Execute the following command in the shell to diagnose vulnerabilities:

safety check -r requirements.txt -r requirements-dev.txt -r requirements-build.txt

Building

The build created by this method differs from what is publicly released. Also, for GPU usage, additional libraries such as cuDNN, CUDA, or DirectML are required.
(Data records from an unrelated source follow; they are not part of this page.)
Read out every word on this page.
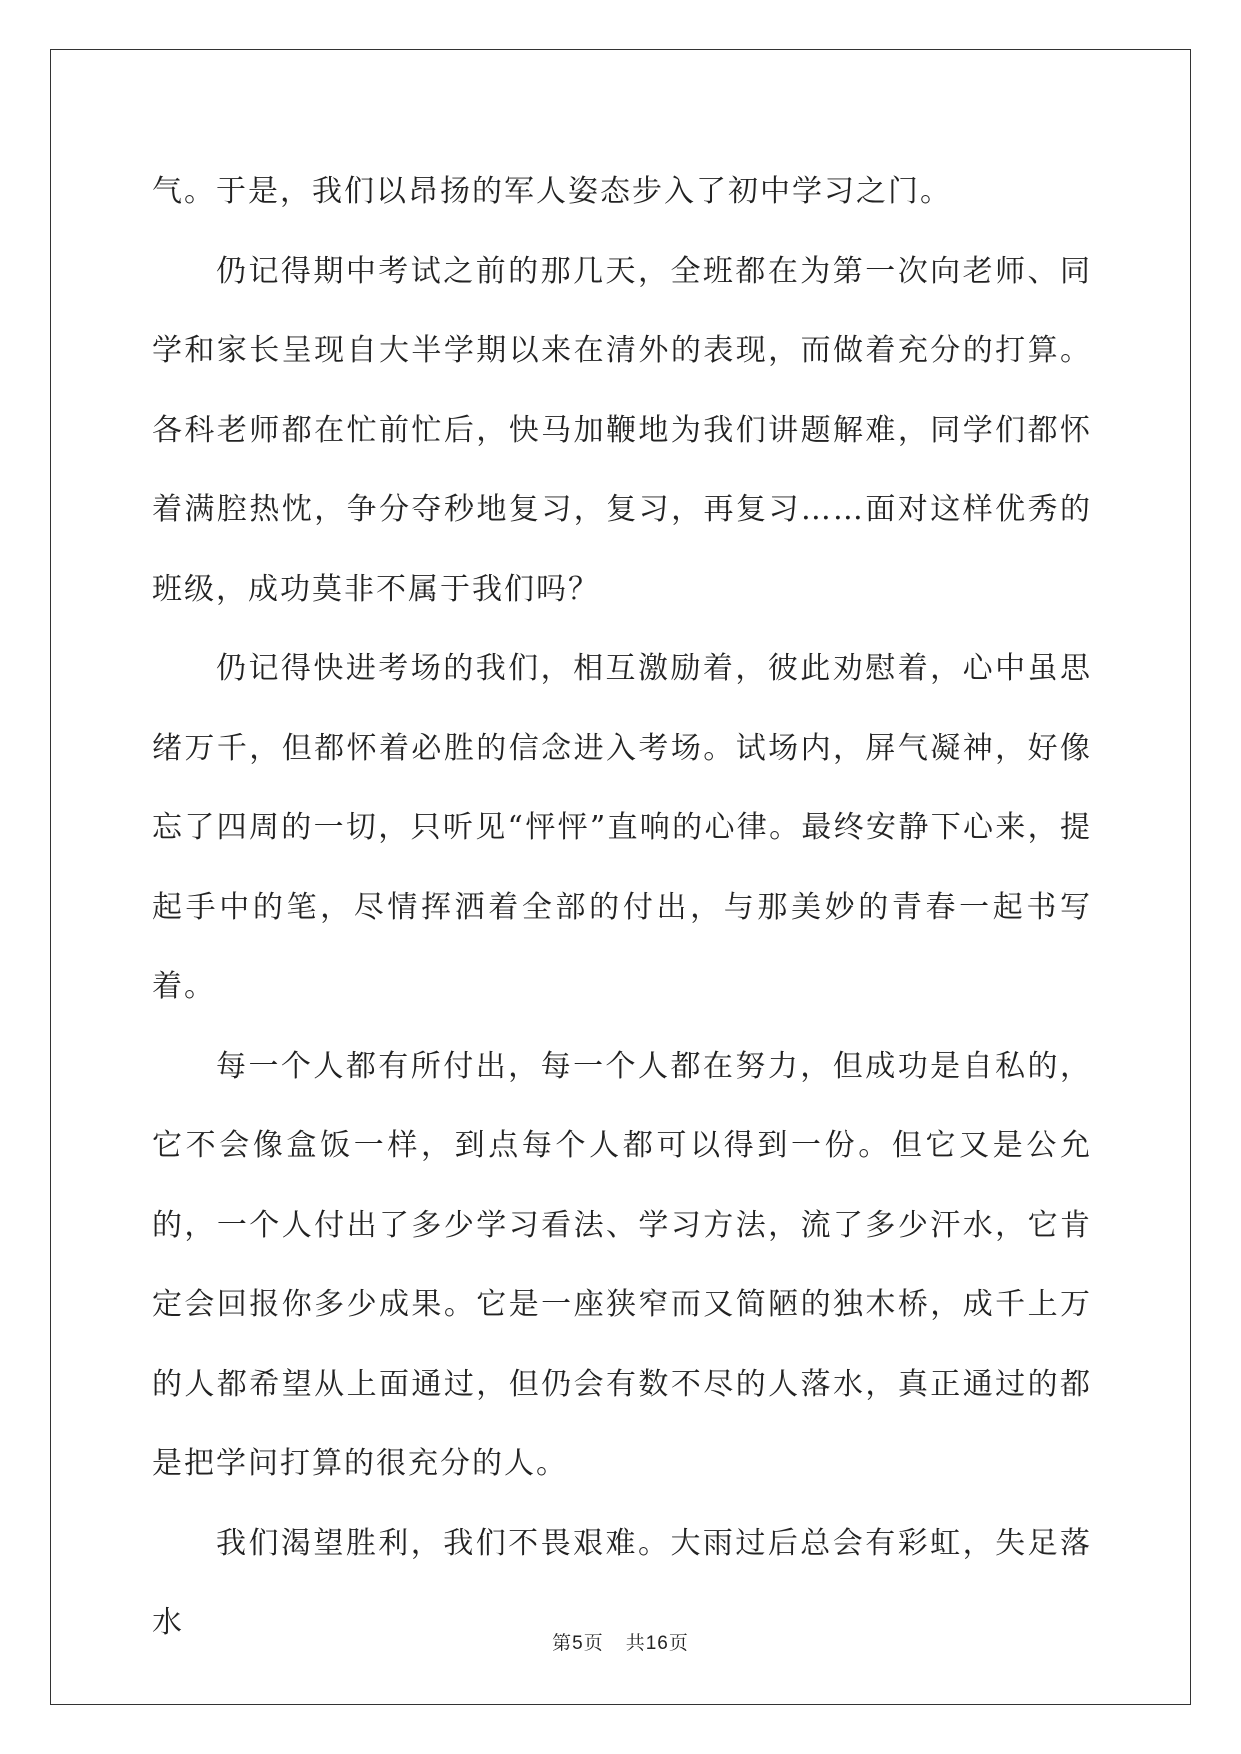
气。于是，我们以昂扬的军人姿态步入了初中学习之门。

仍记得期中考试之前的那几天，全班都在为第一次向老师、同学和家长呈现自大半学期以来在清外的表现，而做着充分的打算。各科老师都在忙前忙后，快马加鞭地为我们讲题解难，同学们都怀着满腔热忱，争分夺秒地复习，复习，再复习……面对这样优秀的班级，成功莫非不属于我们吗？

仍记得快进考场的我们，相互激励着，彼此劝慰着，心中虽思绪万千，但都怀着必胜的信念进入考场。试场内，屏气凝神，好像忘了四周的一切，只听见“怦怦”直响的心律。最终安静下心来，提起手中的笔，尽情挥洒着全部的付出，与那美妙的青春一起书写着。

每一个人都有所付出，每一个人都在努力，但成功是自私的，它不会像盒饭一样，到点每个人都可以得到一份。但它又是公允的，一个人付出了多少学习看法、学习方法，流了多少汗水，它肯定会回报你多少成果。它是一座狭窄而又简陋的独木桥，成千上万的人都希望从上面通过，但仍会有数不尽的人落水，真正通过的都是把学问打算的很充分的人。

我们渴望胜利，我们不畏艰难。大雨过后总会有彩虹，失足落水

第5页 共16页
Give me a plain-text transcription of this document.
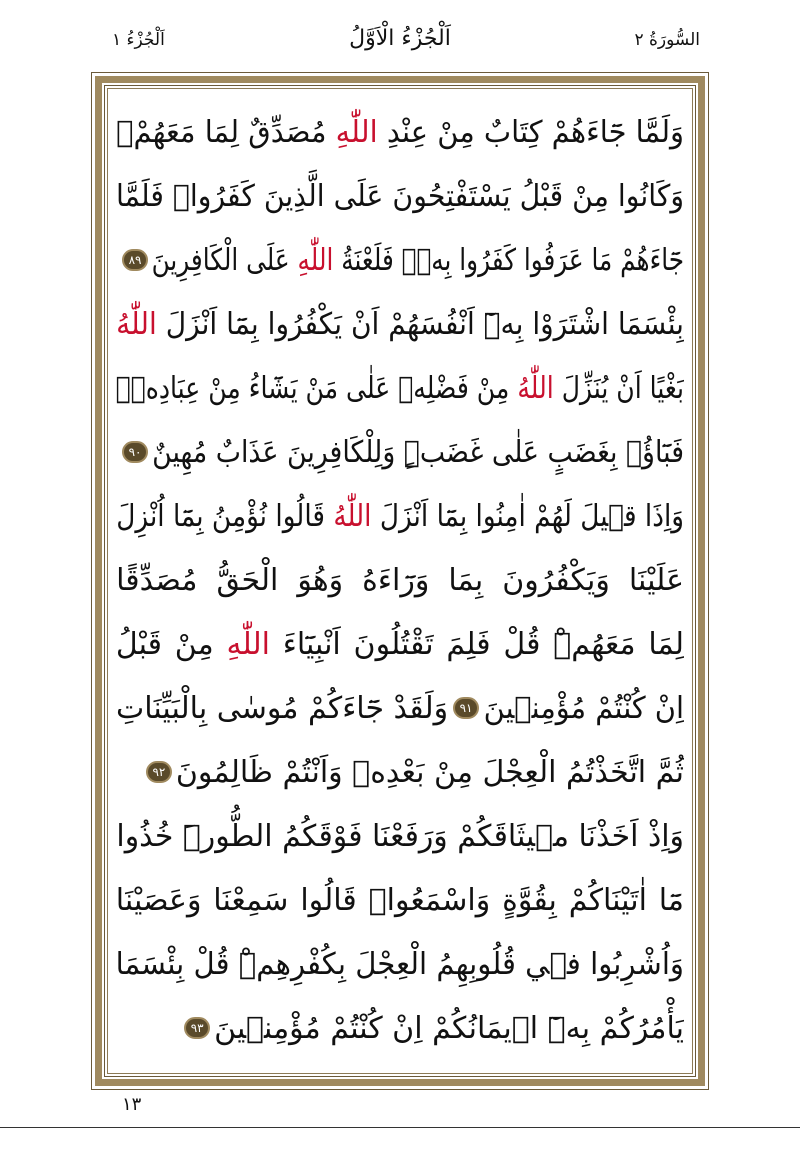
السُّورَةُ ٢
اَلْجُزْءُ الْاَوَّلُ
اَلْجُزْءُ ١
وَلَمَّا جَٓاءَهُمْ كِتَابٌ مِنْ عِنْدِ اللّٰهِ مُصَدِّقٌ لِمَا مَعَهُمْۙ
وَكَانُوا مِنْ قَبْلُ يَسْتَفْتِحُونَ عَلَى الَّذِينَ كَفَرُواۚ فَلَمَّا
جَٓاءَهُمْ مَا عَرَفُوا كَفَرُوا بِهٖۘ فَلَعْنَةُ اللّٰهِ عَلَى الْكَافِرِينَ
٨٩
بِئْسَمَا اشْتَرَوْا بِهٖٓ اَنْفُسَهُمْ اَنْ يَكْفُرُوا بِمَٓا اَنْزَلَ اللّٰهُ
بَغْيًا اَنْ يُنَزِّلَ اللّٰهُ مِنْ فَضْلِهٖ عَلٰى مَنْ يَشَٓاءُ مِنْ عِبَادِهٖۚ
فَبَٓاؤُ۫ بِغَضَبٍ عَلٰى غَضَبٍۜ وَلِلْكَافِرِينَ عَذَابٌ مُهِينٌ
٩٠
وَاِذَا ق۪يلَ لَهُمْ اٰمِنُوا بِمَٓا اَنْزَلَ اللّٰهُ قَالُوا نُؤْمِنُ بِمَٓا اُنْزِلَ
عَلَيْنَا وَيَكْفُرُونَ بِمَا وَرَٓاءَهُ وَهُوَ الْحَقُّ مُصَدِّقًا
لِمَا مَعَهُمْۜ قُلْ فَلِمَ تَقْتُلُونَ اَنْبِيَٓاءَ اللّٰهِ مِنْ قَبْلُ
اِنْ كُنْتُمْ مُؤْمِن۪ينَ
٩١
وَلَقَدْ جَٓاءَكُمْ مُوسٰى بِالْبَيِّنَاتِ
ثُمَّ اتَّخَذْتُمُ الْعِجْلَ مِنْ بَعْدِهٖ وَاَنْتُمْ ظَالِمُونَ
٩٢
وَاِذْ اَخَذْنَا م۪يثَاقَكُمْ وَرَفَعْنَا فَوْقَكُمُ الطُّورَۜ خُذُوا
مَٓا اٰتَيْنَاكُمْ بِقُوَّةٍ وَاسْمَعُواۜ قَالُوا سَمِعْنَا وَعَصَيْنَا
وَاُشْرِبُوا ف۪ي قُلُوبِهِمُ الْعِجْلَ بِكُفْرِهِمْۜ قُلْ بِئْسَمَا
يَأْمُرُكُمْ بِهٖٓ ا۪يمَانُكُمْ اِنْ كُنْتُمْ مُؤْمِن۪ينَ
٩٣
١٣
OUTPUT_LICENSE_JSON_PATH=licenses.json \
bash tools/create_venv_and_generate_licenses.bash

# For mock build
pyinstaller --noconfirm run.spec

# For product version build
CORE_MODEL_DIR_PATH="/path/to/core_model" \
LIBCORE_PATH="/path/to/libcore" \
LIBONNXRUNTIME_PATH="/path/to/libonnxruntime" \
pyinstaller --noconfirm run.spec

TODO: Describe Docker version build procedure based on GitHub Actions

Building with Github Actions

You can build by turning on Actions in your forked repository and triggering build-engine-package.yml with workflow_dispatch. The artifacts will be uploaded to Releases.
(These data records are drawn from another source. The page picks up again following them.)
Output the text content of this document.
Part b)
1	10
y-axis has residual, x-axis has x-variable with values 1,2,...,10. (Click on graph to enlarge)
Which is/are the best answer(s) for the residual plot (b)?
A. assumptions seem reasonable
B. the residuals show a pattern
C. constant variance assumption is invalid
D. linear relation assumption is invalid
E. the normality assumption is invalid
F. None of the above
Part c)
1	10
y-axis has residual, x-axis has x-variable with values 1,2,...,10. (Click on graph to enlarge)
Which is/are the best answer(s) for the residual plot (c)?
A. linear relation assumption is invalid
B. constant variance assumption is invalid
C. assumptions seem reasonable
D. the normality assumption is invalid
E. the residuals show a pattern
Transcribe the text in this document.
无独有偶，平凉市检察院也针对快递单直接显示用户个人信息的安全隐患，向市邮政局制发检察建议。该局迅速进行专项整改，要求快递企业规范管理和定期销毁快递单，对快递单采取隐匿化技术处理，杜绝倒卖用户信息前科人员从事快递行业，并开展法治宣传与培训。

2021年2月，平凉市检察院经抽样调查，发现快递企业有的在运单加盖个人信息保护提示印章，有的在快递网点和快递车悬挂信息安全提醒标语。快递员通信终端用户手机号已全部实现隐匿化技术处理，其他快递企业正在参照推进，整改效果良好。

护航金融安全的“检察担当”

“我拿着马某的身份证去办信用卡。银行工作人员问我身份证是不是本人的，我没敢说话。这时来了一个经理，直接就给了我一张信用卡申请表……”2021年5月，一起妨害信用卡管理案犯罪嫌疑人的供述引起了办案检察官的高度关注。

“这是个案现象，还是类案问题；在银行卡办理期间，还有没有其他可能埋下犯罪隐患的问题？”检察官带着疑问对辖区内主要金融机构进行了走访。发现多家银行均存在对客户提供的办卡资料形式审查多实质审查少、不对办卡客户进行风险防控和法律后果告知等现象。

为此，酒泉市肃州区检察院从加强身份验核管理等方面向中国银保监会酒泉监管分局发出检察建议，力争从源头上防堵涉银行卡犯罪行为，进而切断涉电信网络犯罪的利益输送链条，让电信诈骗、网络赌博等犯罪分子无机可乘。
Checking the API Documentation

The API Documentation (actual file is docs/api/index.html) is automatically updated.
You can manually create the API documentation with the following command:

PYTHONPATH=. python tools/make_docs.py

GitHub Actions

Variables

name description
DOCKERHUB_USERNAME Docker Hub username

Secrets

name description
DOCKERHUB_TOKEN Docker Hub access token

Issue

Please report bugs, feature requests, improvement suggestions, and questions in the Issue section.

Issue Status

VOICEVOX ENGINE organizes issue status transitions as follows:
Each status corresponds to a GitHub status: XX label (e.g., status: seeking implementer).

---
title: Issue Status Transition Diagram v1.0
---
stateDiagram-v2
    [*]     --> NecessityDiscussion : issue open
    state opened {
      NecessityDiscussion --> Design
      Design       --> SeekingImplementer
      SeekingImplementer --> Implementation : Start declaration
    }
    opened      --> not_planned  : NoGo decision
    not_planned --> [*]          : issue close
    Implementation --> resolved     : Pull request merge
    resolved    --> [*]          : issue close
    opened      --> Roadmap : Stagnation
    Roadmap --> opened
Loading

NOTE: The decision to roadmap should be made when an issue has stagnated for 30 days in NecessityDiscussion, or 180 days in Design, SeekingImplementer, or Implementation. Support should also be considered during Implementation stagnation.

License

This is a dual license of LGPL v3 and another license that does not require source code disclosure. If you want to obtain the other license, please contact Hiho.